7. ncruces ◴[30 Jun 25 12:51 UTC] No.44422647{4}[source]▶

>>44422534 #

I use unicode for math in comments, and think makes certain complicated formulas far more readable.

replies(1): >>44424358 #

8. guipsp ◴[30 Jun 25 13:50 UTC] No.44423260{4}[source]▶

>>44422534 #

What a "basic character set" is depends on locale

replies(2): >>44423859 #>>44424381 #

9. qsort ◴[30 Jun 25 14:34 UTC] No.44423859{5}[source]▶

>>44423260 #

https://en.cppreference.com/w/c/language/charset.html

10. kzrdude ◴[30 Jun 25 15:14 UTC] No.44424358{5}[source]▶

>>44422647 #

I've just been learning pinyin notation, so now i think the variable řₚ should have a value that first goes down a bit and then up.

replies(1): >>44424558 #

11. account42 ◴[30 Jun 25 15:16 UTC] No.44424381{5}[source]▶

>>44423260 #

Anything except US-ASCII in source code outside comments and string constants should be a syntax error.

replies(1): >>44424740 #

12. zelphirkalt ◴[30 Jun 25 15:33 UTC] No.44424558{6}[source]▶

>>44424358 #

I am not sure it is a good idea to mix such specific phonetic script ideas about diacritic marks with the behavior of the program over time. Even considering the shape, it does not align with the idea of first down a little, then up a lot.

replies(1): >>44432063 #

13. guipsp ◴[30 Jun 25 15:51 UTC] No.44424740{6}[source]▶

>>44424381 #

You are aware other languages exist? Some of which don't even use the Latin script?

replies(3): >>44424911 #>>44426840 #>>44431566 #

14. Y_Y ◴[30 Jun 25 16:06 UTC] No.44424896[source]▶

>>44422335 (TP) #

Implementation-defined until C99, explicitly possible via UCNs aince c99, possible with explicit encoding since C23, but literals are still implementation defined.

15. Y_Y ◴[30 Jun 25 16:07 UTC] No.44424911{7}[source]▶

>>44424740 #

What; like APL‽

16. nottorp ◴[30 Jun 25 19:16 UTC] No.44426840{7}[source]▶

>>44424740 #

Dunno about the OP but I'm very aware as I'm not an english speaker.

I still don't want anything as unpredictable as Unicode in my code. How many different encodings will display as the same variable name and how is the compiler supposed to decide?

If you're thinking of comments and user facing strings, the OP already excluded those.

replies(1): >>44435280 #

17. account42 ◴[01 Jul 25 07:43 UTC] No.44431566{7}[source]▶

>>44424740 #

And those are not programming languages, or at least not the C programming language which only needs a very limited character set.

replies(1): >>44436431 #

18. kzrdude ◴[01 Jul 25 09:19 UTC] No.44432063{7}[source]▶

>>44424558 #

To be sure, it's a joke. Mostly trying to joke at the expense of these excessively complicated variable names (that are only there because it's pseudocode) :)

And yeah, the chinese tone in practice does not align with the idea of "down a little up a lot" either. It depends on context...

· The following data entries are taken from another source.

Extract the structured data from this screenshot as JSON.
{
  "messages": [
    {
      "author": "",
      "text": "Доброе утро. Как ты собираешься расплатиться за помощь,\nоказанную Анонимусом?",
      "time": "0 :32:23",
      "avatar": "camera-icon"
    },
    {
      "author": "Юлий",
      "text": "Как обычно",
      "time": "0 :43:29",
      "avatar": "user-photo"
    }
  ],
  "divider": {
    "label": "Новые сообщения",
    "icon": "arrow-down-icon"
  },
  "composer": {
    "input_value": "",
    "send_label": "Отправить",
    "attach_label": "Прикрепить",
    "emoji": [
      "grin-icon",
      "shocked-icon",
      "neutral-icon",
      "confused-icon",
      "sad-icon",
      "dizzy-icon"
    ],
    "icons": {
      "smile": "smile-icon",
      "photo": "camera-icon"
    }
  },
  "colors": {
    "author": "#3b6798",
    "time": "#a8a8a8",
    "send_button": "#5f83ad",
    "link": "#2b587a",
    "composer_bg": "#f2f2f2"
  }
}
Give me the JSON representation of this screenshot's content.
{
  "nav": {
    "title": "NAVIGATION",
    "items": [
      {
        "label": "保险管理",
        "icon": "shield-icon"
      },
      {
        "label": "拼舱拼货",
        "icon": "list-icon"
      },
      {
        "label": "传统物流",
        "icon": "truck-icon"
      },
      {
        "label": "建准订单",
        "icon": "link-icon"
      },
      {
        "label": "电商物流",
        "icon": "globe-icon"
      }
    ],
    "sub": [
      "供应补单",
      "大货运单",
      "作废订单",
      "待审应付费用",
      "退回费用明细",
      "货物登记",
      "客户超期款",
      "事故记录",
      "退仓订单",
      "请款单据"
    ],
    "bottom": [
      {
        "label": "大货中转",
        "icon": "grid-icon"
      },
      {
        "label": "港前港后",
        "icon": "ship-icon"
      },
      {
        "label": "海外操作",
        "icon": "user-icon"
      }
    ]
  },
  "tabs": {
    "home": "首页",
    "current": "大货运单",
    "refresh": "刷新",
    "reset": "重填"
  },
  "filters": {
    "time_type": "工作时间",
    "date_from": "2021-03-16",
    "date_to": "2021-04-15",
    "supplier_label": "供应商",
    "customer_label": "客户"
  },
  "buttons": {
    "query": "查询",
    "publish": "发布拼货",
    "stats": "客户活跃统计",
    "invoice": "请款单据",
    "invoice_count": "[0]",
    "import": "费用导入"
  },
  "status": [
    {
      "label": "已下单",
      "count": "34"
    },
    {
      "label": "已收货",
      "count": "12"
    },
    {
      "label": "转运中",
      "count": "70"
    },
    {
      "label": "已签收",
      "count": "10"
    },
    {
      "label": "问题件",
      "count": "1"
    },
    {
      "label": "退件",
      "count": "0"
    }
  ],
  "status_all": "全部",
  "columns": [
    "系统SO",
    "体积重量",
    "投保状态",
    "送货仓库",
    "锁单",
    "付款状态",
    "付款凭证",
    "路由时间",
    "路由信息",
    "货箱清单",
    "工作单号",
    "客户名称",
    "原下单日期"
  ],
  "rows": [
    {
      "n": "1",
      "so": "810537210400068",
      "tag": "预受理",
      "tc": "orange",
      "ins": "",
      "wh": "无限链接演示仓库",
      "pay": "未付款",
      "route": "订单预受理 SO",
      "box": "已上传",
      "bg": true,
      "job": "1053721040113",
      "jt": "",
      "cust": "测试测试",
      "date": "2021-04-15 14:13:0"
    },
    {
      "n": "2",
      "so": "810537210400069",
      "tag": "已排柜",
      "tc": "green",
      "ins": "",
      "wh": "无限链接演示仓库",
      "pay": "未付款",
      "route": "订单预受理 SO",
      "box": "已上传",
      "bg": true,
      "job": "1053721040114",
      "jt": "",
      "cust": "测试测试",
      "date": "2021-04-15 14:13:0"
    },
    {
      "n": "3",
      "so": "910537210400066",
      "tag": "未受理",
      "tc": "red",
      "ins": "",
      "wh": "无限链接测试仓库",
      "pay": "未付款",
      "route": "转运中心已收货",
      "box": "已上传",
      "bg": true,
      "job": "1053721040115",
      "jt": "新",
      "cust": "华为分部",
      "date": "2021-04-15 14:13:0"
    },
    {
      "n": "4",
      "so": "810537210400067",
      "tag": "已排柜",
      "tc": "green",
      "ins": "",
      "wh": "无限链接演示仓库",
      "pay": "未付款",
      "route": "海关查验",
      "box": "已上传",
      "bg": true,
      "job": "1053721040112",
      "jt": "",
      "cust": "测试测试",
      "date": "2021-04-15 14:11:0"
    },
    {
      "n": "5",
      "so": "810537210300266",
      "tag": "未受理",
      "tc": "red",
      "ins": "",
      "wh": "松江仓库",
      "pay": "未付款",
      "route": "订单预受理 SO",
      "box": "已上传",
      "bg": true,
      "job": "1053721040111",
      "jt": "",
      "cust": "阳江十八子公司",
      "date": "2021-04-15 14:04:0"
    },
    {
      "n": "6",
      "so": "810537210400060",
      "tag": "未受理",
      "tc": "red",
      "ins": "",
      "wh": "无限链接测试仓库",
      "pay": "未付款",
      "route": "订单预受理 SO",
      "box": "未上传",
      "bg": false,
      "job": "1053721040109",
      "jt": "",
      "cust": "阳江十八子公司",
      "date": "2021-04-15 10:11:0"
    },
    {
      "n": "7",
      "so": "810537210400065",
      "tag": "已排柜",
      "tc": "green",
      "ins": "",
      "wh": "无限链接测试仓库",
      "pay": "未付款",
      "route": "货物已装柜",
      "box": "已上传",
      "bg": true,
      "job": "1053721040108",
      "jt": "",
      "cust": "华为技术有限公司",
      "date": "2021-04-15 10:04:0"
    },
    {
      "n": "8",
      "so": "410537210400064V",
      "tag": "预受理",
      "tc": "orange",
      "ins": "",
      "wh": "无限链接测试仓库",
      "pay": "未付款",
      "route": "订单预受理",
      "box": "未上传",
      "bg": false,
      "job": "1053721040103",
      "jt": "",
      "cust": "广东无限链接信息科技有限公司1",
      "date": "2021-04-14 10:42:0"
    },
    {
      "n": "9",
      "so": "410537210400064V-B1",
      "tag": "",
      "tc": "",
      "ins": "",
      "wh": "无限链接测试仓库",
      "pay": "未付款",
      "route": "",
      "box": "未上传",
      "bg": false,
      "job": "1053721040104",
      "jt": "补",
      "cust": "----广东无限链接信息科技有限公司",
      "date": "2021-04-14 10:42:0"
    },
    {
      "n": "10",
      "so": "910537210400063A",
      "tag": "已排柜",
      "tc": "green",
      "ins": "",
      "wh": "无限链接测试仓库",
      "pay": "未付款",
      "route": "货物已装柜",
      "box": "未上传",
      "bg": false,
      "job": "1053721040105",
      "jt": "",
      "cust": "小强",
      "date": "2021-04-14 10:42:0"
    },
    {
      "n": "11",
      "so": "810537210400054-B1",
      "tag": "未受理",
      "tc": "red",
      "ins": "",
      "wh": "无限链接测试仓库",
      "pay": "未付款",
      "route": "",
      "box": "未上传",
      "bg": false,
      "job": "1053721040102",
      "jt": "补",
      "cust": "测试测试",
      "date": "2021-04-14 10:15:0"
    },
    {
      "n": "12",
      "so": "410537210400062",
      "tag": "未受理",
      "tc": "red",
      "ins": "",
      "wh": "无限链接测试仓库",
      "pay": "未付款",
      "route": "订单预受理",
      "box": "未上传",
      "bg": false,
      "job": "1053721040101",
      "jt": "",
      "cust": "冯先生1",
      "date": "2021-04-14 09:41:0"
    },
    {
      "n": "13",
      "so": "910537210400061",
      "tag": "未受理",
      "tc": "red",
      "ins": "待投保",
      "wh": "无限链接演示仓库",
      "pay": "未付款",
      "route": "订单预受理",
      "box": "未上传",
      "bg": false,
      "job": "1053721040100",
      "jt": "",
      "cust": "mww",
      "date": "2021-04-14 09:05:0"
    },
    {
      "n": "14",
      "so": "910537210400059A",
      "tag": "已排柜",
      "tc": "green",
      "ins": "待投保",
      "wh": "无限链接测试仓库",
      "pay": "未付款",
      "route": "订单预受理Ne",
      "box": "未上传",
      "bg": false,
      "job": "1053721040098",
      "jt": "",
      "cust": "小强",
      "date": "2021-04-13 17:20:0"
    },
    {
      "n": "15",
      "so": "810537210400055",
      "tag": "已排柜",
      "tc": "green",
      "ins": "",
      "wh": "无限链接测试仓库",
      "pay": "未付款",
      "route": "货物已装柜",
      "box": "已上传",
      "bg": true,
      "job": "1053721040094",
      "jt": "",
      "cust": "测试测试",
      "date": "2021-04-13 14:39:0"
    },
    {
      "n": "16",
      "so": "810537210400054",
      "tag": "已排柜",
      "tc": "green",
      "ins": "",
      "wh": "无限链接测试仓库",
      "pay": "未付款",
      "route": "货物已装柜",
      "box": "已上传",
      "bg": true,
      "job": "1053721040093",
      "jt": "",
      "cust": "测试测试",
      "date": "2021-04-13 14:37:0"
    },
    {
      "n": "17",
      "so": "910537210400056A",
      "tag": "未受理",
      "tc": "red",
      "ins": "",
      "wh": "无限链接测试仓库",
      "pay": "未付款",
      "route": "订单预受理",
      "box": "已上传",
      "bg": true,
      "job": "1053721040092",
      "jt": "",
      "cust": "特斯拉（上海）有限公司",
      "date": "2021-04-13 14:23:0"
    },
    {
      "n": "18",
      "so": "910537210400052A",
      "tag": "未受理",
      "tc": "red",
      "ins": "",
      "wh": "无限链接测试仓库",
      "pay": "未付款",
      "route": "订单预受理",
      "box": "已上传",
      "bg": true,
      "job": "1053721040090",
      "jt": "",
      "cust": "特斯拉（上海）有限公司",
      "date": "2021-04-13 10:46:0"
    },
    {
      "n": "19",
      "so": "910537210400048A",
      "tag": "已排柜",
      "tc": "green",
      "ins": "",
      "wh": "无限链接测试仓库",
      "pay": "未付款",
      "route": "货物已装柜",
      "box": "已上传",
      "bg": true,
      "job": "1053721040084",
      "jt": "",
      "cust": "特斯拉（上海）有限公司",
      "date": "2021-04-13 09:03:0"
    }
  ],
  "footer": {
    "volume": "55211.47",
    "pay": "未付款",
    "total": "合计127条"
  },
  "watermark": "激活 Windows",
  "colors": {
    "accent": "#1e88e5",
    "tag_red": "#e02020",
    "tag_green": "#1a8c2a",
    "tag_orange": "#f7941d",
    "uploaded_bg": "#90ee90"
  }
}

19. cryptonector ◴[01 Jul 25 16:03 UTC] No.44435280{8}[source]▶

>>44426840 #

The language and compiler & linker should reject Zalgo in identifiers, and they should reject confusable script mixes in identifiers, but otherwise they treat all equivalent strings as equivalent. To make it easier on the linker compilers should normalize all symbols to one common form (e.g., NFC).

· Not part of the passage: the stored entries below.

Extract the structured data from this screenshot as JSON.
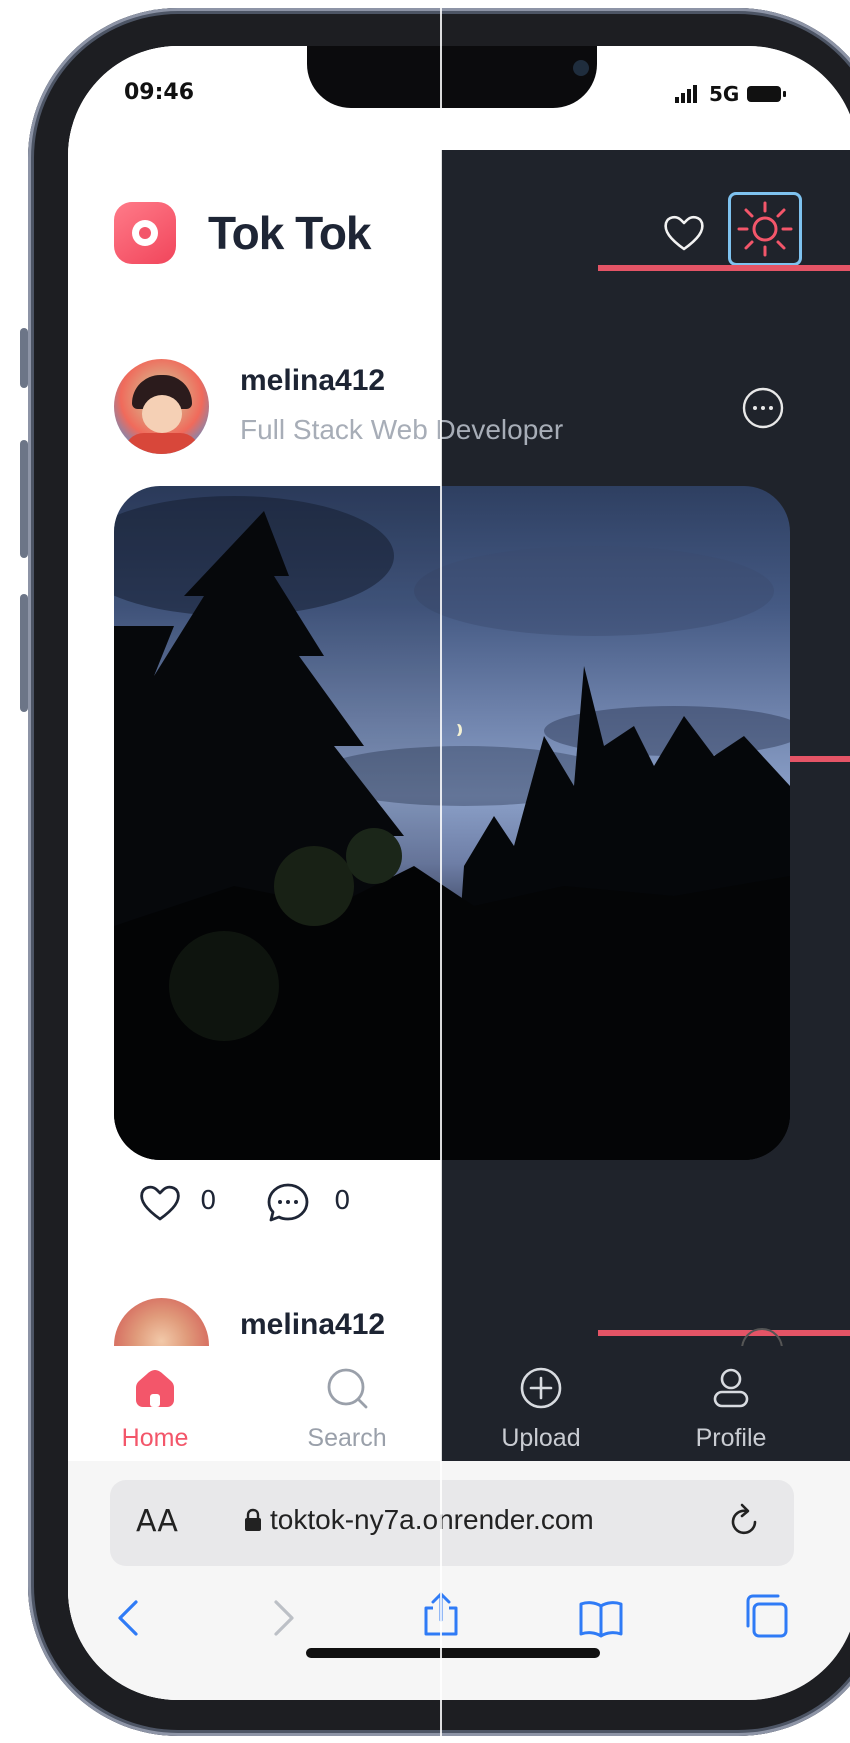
{
  "status_bar": {
    "time": "09:46",
    "network": "5G"
  },
  "header": {
    "app_title": "Tok Tok"
  },
  "post": {
    "username": "melina412",
    "subtitle": "Full Stack Web Developer",
    "likes": "0",
    "comments": "0"
  },
  "next_post": {
    "username": "melina412"
  },
  "nav": {
    "items": [
      {
        "label": "Home",
        "active": true
      },
      {
        "label": "Search",
        "active": false
      },
      {
        "label": "Upload",
        "active": false
      },
      {
        "label": "Profile",
        "active": false
      }
    ]
  },
  "browser": {
    "text_size_label": "AA",
    "url": "toktok-ny7a.onrender.com"
  },
  "colors": {
    "accent": "#f3566a",
    "dark_bg": "#1f232b",
    "theme_btn_border": "#7ec2ef",
    "ios_blue": "#2f7bf6"
  }
}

20. steveklabnik ◴[01 Jul 25 17:54 UTC] No.44436431{8}[source]▶

>>44431566 #

C does allow for limited unicode in identifiers, though you need to use the \u prefix and write the code out. Compilers like clang let it work like C++ and follow TR31, though this is nonstandard.

replies(1): >>44441249 #

21. account42 ◴[02 Jul 25 08:14 UTC] No.44441249{9}[source]▶

>>44436431 #

Yes, these are the relatively recent additions being discussed here. C and C++ managed just fine for ages without them before the committees decided that scoring brownie points with performative changes was more important than security and readability of source files.